This Week in Physics History: Dec. 1 - 7
Monday December 1, 2008
- Dec. 6, 1778 - French physicist & chemist Joseph Luis Gay-Lussac is born. Gay-Lussac is best known for the Gay-Lussac Law of gases, which says that pressure and temperature are proportional. He also published Charles' Law, based on previously unpublished work by Jacques Charles.
- Dec. 5, 1901 - Physicist and Nobel laureate Werner Heisenberg is born. Heisenberg was key in the development of quantum physics, with the development of the Heisenberg Uncertainty Principle. During World War II, he led German research in nuclear science.

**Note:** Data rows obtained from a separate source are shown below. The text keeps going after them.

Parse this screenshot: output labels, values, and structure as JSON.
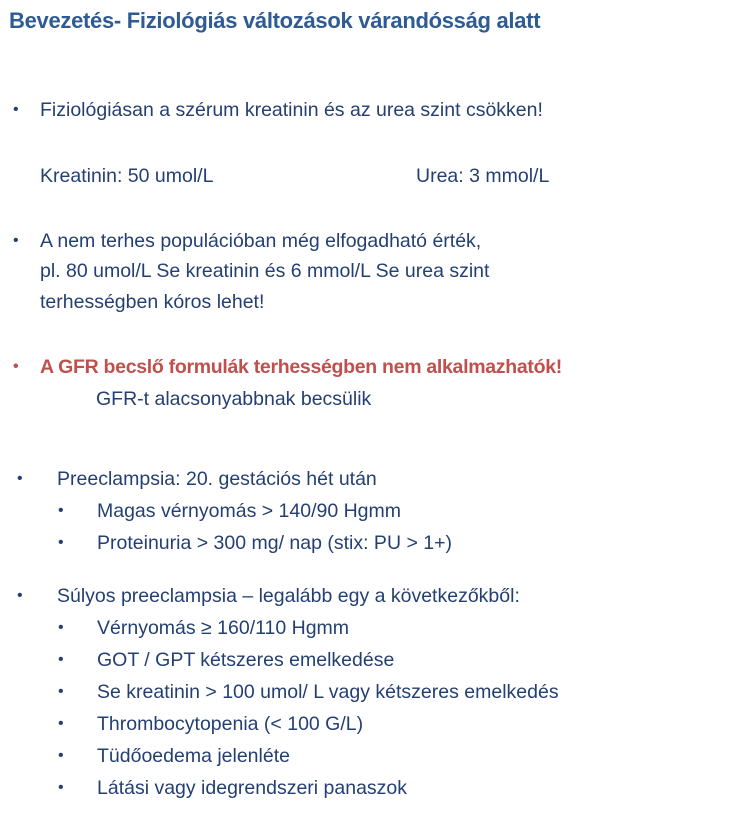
{
  "title": "Bevezetés- Fiziológiás változások várandósság alatt",
  "bullet_icon": "bullet-dot",
  "colors": {
    "title": "#2e5b94",
    "body": "#243f72",
    "highlight": "#c0504d"
  },
  "section1": {
    "text": "Fiziológiásan a szérum kreatinin és az urea szint csökken!",
    "kreatinin": "Kreatinin: 50 umol/L",
    "urea": "Urea: 3 mmol/L"
  },
  "section2": {
    "lines": [
      "A nem terhes populációban még elfogadható érték,",
      "pl. 80 umol/L Se kreatinin és 6 mmol/L Se urea szint",
      "terhességben kóros lehet!"
    ]
  },
  "section3": {
    "text": "A GFR becslő formulák terhességben nem alkalmazhatók!",
    "sub": "GFR-t alacsonyabbnak becsülik"
  },
  "section4": {
    "text": "Preeclampsia: 20. gestációs hét után",
    "items": [
      "Magas vérnyomás > 140/90 Hgmm",
      "Proteinuria > 300 mg/ nap (stix: PU > 1+)"
    ]
  },
  "section5": {
    "text": "Súlyos preeclampsia – legalább egy a következőkből:",
    "items": [
      "Vérnyomás ≥ 160/110 Hgmm",
      "GOT / GPT kétszeres emelkedése",
      "Se kreatinin > 100 umol/ L vagy kétszeres emelkedés",
      "Thrombocytopenia (< 100 G/L)",
      "Tüdőoedema jelenléte",
      "Látási vagy idegrendszeri panaszok"
    ]
  }
}
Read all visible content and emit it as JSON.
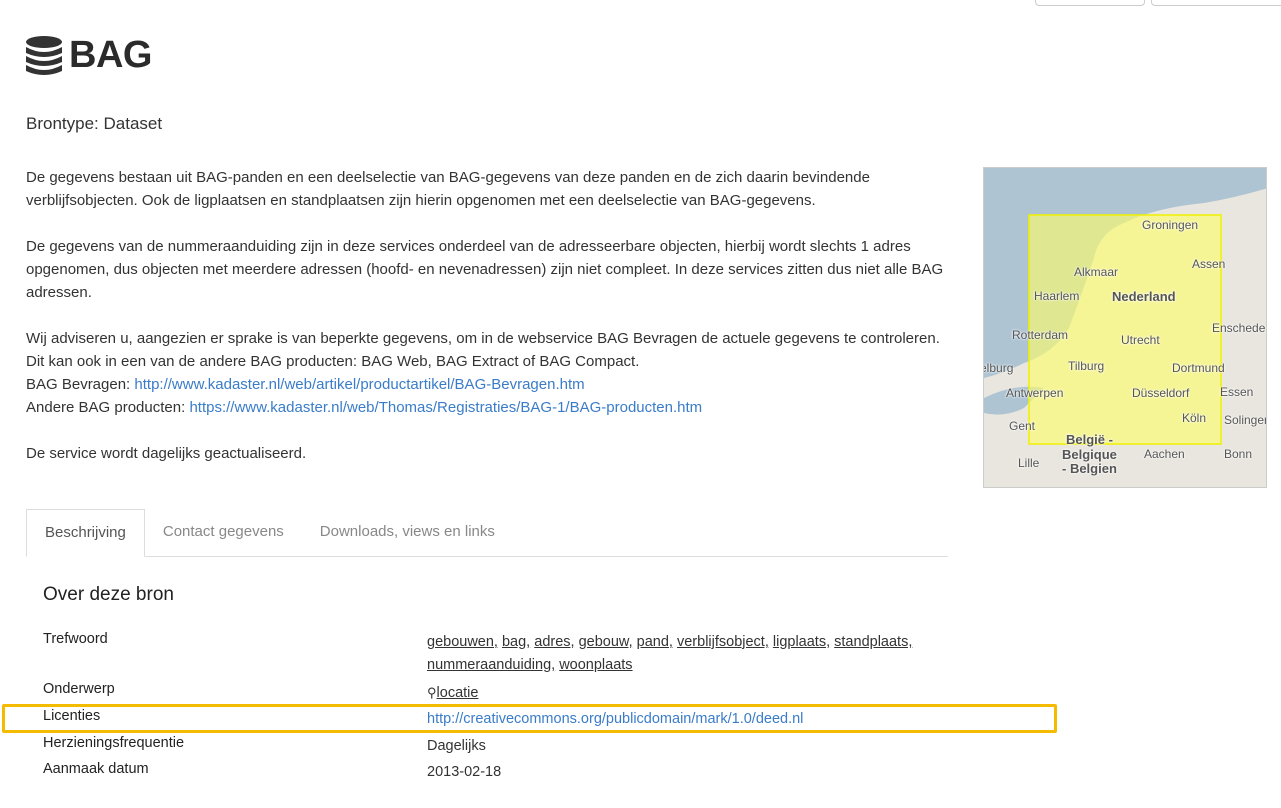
{
  "header": {
    "title": "BAG",
    "icon": "database-icon",
    "brontype": "Brontype: Dataset"
  },
  "description": {
    "p1": "De gegevens bestaan uit BAG-panden en een deelselectie van BAG-gegevens van deze panden en de zich daarin bevindende verblijfsobjecten. Ook de ligplaatsen en standplaatsen zijn hierin opgenomen met een deelselectie van BAG-gegevens.",
    "p2": "De gegevens van de nummeraanduiding zijn in deze services onderdeel van de adresseerbare objecten, hierbij wordt slechts 1 adres opgenomen, dus objecten met meerdere adressen (hoofd- en nevenadressen) zijn niet compleet. In deze services zitten dus niet alle BAG adressen.",
    "p3": "Wij adviseren u, aangezien er sprake is van beperkte gegevens, om in de webservice BAG Bevragen de actuele gegevens te controleren. Dit kan ook in een van de andere BAG producten: BAG Web, BAG Extract of BAG Compact.",
    "bevragen_label": "BAG Bevragen: ",
    "bevragen_link": "http://www.kadaster.nl/web/artikel/productartikel/BAG-Bevragen.htm",
    "andere_label": "Andere BAG producten: ",
    "andere_link": "https://www.kadaster.nl/web/Thomas/Registraties/BAG-1/BAG-producten.htm",
    "p4": "De service wordt dagelijks geactualiseerd."
  },
  "map": {
    "labels": [
      "Groningen",
      "Assen",
      "Alkmaar",
      "Haarlem",
      "Nederland",
      "Enschede",
      "Rotterdam",
      "Utrecht",
      "Middelburg",
      "Tilburg",
      "Dortmund",
      "Essen",
      "Antwerpen",
      "Düsseldorf",
      "Gent",
      "Köln",
      "Solingen",
      "België -",
      "Belgique",
      "- Belgien",
      "Aachen",
      "Bonn",
      "Lille"
    ]
  },
  "tabs": [
    {
      "label": "Beschrijving",
      "active": true
    },
    {
      "label": "Contact gegevens"
    },
    {
      "label": "Downloads, views en links"
    }
  ],
  "section": {
    "title": "Over deze bron",
    "rows": {
      "trefwoord": {
        "label": "Trefwoord",
        "keywords": [
          "gebouwen,",
          "bag,",
          "adres,",
          "gebouw,",
          "pand,",
          "verblijfsobject,",
          "ligplaats,",
          "standplaats,",
          "nummeraanduiding,",
          "woonplaats"
        ]
      },
      "onderwerp": {
        "label": "Onderwerp",
        "value": "locatie"
      },
      "licenties": {
        "label": "Licenties",
        "value": "http://creativecommons.org/publicdomain/mark/1.0/deed.nl"
      },
      "herziening": {
        "label": "Herzieningsfrequentie",
        "value": "Dagelijks"
      },
      "aanmaak": {
        "label": "Aanmaak datum",
        "value": "2013-02-18"
      }
    }
  },
  "colors": {
    "link": "#3a7cc9",
    "highlight": "#f5bb00",
    "bbox": "#ffff66"
  }
}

- Dec. 5, 1932 - Albert Einstein is granted an American visa.
- Dec. 2, 1942 - Enrico Fermi's team on the Manhattan Project successfully initiates the first self-sustaining nuclear chain reaction.
- Dec. 7, 1972 - The last Apollo ship, Apollo 17, launches.
- Dec. 7, 1993 - German physicist and Nobel Prize laureate, Wolfgang Paul, dies. Paul was awarded the 1989 Nobel Prize in Physics for his co-discovery of the ion trap. (He should not be confused - as I did last year - with Wolfgang Pauli.)
- Dec. 3, 1999 - The Mars Polar Lander radio signal is lost by NASA as it entered the Martian atmosphere.